So where did Project HappyChild stand in all this? Somewhere between the two viewpoints, probably. The blue/red/yellow Pokémon games are wonderfully challenging for kids, teaching them to think laterally and inter-relate a vast number of different factors - and they *are* morally improving to a large extent - but dually these games are unbelievably complex and younger kids especially can get completely swamped by the sheer volume of inter-related facts they need to remember. Have a look around the Pokémon area and you'll see why this site resource is so popular - and so much needed.
The "Walk Through" at Andy's Guide to Pokémon for the blue, red and yellow games has to be the most straightforward to be found anywhere on the Internet, and has helped many children who are having trouble with the harder stages.
The Gold & Silver games were complex beyond description and the huge numbers of kids writing in for help with this area had to be seen to be believed. Many of the previous 150 Pokémon had altered characteristics in the Gold & Silver games, and there were 100 "new" Pokémon to take on board also - see the Gold & Silver Pokédex now on line here. A complete Gold and Silver walk through was eventually added, and gradually all the different facets of these games were brought together.
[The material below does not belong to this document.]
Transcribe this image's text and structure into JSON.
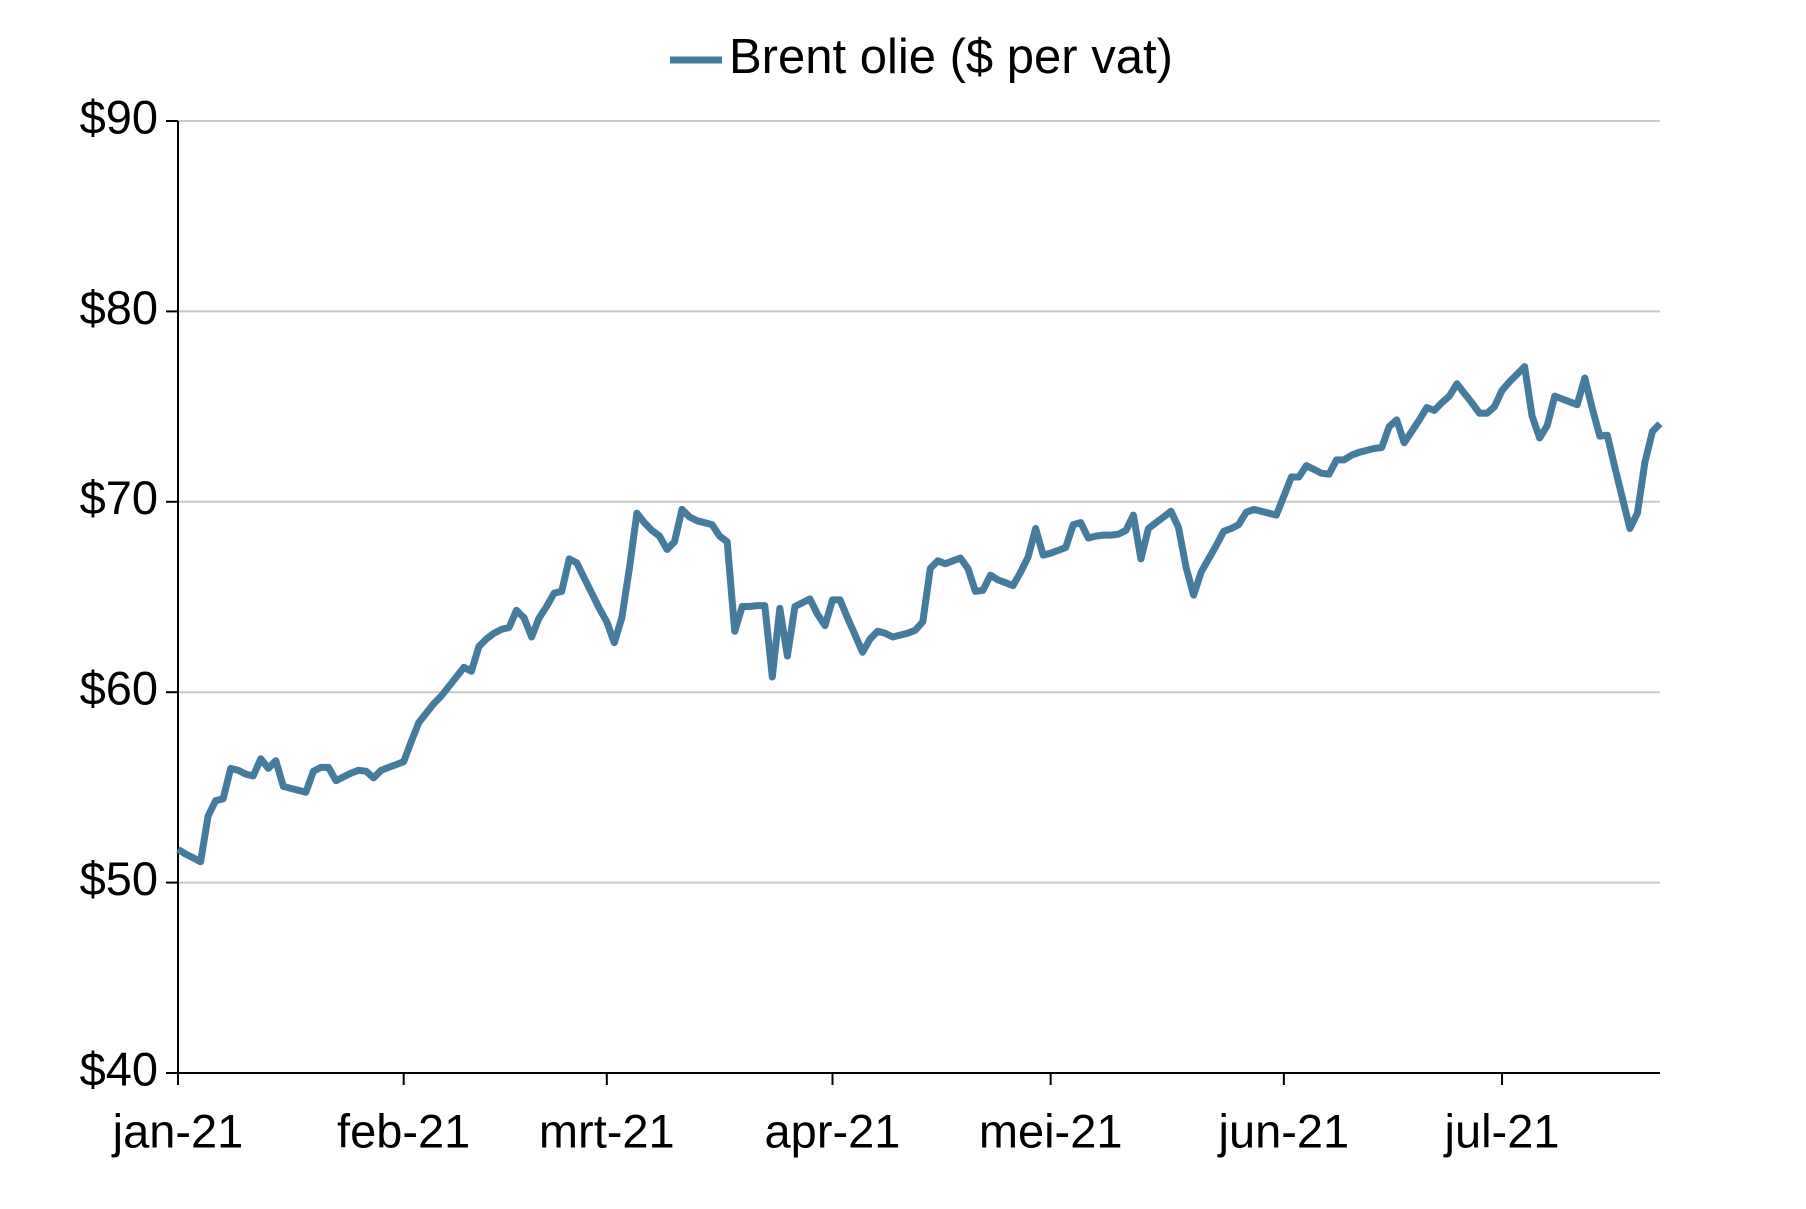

Of course when "Ruby and Sapphire" versions, shortly followed by "Fire Red and Leaf Green" came out, everything got a lot more complicated! but the "Ruby and Sapphire" area has been in place for a while now, with vast amounts of "cheats, tips and shortcuts" added to the site, and detailed descriptions of many parts of the games (along with a full "braille code" listing!), whereas the "Fire Red / Leaf Green" Pokédex was completed more recently, and new areas now include Diamond + Pearl and the Platinum Pokédex.